About a dozen people were infected with the anthrax virus in
2001, but 30,000 people were placed on antibiotics and 200,000
laboratory tests were performed as a result.
Researchers at UCLA are developing more efficient systems to
manage similar outbreaks of pathogens.
Research of biological pathogens used for purposes of
bioterrorism has gained more interest as well as funding in the
past few years, researchers said.
Quicker methods of biological pathogen detection in patients and
the environment, alarm systems for air testing, rapid storage of
data in databases, therapeutic treatments and vaccine development
are among other advances being made in the field of bioterrorism
research.
For example, in the past culture samples of bacteria were grown
for analysis, but scientists are currently able to identify
pathogens based on DNA sequences.
“The area that probably still needs more attention is
epidemiology and logistics, namely the development of improved
public health surveillance systems to detect outbreaks more quickly
and planning for rapid distribution of vaccines and antibiotics in
preparation for treating large numbers of patients,” said
Gregory Moran, professor of medicine at the David Geffen School of
Medicine and a member of the L.A. County Bioterrorism Advisory
Panel.
Quicker detection of bioterrorism pathogens and faster treatment
of patients is a focus of bioterrorism research.
“From a public response point of view, we can be
overwhelmed by the number of (patient) samples we have to
test,” said Scott Layne, professor in the department of
epidemiology in the UCLA School of Public Health.

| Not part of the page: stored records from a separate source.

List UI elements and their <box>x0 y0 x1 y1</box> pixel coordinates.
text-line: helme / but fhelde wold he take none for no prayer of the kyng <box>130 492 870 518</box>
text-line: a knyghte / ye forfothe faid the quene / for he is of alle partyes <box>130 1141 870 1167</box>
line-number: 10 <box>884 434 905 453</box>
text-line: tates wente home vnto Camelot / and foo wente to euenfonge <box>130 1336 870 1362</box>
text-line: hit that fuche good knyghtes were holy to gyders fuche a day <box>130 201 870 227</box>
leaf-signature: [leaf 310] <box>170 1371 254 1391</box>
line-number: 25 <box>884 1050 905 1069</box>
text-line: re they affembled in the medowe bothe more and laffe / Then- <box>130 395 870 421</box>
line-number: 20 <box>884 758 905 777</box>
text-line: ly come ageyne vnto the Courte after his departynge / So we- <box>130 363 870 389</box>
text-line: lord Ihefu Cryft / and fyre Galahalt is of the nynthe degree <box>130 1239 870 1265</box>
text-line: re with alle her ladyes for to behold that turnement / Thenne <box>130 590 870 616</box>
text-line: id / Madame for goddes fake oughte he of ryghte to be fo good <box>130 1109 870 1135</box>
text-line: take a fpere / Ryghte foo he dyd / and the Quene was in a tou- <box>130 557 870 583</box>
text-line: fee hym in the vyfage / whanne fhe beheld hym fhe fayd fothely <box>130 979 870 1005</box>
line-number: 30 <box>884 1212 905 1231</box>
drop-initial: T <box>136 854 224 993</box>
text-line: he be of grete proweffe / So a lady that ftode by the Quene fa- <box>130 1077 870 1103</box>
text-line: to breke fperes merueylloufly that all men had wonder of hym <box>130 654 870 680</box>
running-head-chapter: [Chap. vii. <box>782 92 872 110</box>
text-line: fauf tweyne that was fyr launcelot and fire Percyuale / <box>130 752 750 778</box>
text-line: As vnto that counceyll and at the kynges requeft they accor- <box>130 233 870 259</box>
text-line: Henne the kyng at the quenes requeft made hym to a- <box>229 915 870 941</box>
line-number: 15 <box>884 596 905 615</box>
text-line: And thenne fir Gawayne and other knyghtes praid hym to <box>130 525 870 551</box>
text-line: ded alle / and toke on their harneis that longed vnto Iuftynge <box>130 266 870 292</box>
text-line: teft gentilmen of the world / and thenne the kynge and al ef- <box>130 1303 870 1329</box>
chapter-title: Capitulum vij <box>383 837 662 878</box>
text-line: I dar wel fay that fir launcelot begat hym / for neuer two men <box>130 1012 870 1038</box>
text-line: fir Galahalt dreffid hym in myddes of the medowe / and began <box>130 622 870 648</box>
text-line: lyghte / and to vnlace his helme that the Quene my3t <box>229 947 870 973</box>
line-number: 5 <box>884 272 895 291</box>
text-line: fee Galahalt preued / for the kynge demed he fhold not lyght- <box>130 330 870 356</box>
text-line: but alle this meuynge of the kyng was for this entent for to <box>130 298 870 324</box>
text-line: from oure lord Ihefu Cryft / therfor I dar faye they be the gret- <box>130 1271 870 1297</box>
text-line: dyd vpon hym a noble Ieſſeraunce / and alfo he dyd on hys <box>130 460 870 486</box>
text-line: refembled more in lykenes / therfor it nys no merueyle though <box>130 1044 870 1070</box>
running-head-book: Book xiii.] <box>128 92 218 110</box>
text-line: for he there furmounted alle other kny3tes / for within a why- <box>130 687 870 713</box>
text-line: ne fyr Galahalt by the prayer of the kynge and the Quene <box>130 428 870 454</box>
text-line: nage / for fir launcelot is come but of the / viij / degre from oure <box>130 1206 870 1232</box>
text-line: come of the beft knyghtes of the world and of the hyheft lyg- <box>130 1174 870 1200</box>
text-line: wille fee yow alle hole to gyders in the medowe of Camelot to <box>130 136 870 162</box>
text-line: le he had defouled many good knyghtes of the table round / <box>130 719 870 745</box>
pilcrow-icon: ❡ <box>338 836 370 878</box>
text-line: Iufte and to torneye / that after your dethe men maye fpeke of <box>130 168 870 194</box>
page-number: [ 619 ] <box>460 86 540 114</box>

Layne developed the High-Throughput Automated Laboratory Network
that can be used in the future to rapidly analyze infectious
diseases or bioterrorism pathogens.
Samples from patients and clinical observations will be sent via
plane and Internet, respectively, to a high-throughput automated
laboratory.
The data will be logged onto a national database which will
allow specialists to collect information about outbreaks, which
diseases the viruses cause, which vaccines can be administered and
other information.
“It’s more up-to-date information without delays in
timing, so it’s high volume, high speed and real time
information,” Layne said.
Anthrax, classified as a severe bioterrorism agent by the
Centers for Disease Control and Prevention, can be contracted by
airborne spores.
“Anthrax gives terrorists the most bang for the buck. It
is very effective when you weaponize it in getting a lot of people
very sick,” said Peter Katona, a professor at the David
Geffen School of Medicine and president of the Center of Medical
Multimedia Education and Technology.
Should a bioterrorism situation arise, multifaceted responses
would occur.
“There are contingency plans in place to handle various
issues … which combines lots of entities: public health, news
media, police department, health department,” said
Katona.
A public health response would involve testing patients and
administering vaccines.
“(In terms of a public health response), the health
department would attempt to contain the spread if the agent is
communicable between persons. They would also release information
to the public through the media regarding any precautions that
should be taken and information about how to receive treatment in
addition to vaccines or antibiotics if appropriate,” Moran
said.
It is very unlikely that people will come into contact with
pathogens such as anthrax or smallpox unless a bioterrorism
situation arises.
A skin form of anthrax can naturally occur, and plague is
present among rodents in the Southwest, but pulmonary forms are
first deemed to be bioterrorism unless they are proven not to be,
said Steven Rottman, a professor at the David Geffen School of
Medicine and director of the UCLA Center for Public Health and
Disasters, in an e-mail.
“We need to try to find ways to more rapidly mobilize in a
large (bioterrorism) outbreak,” Moran said.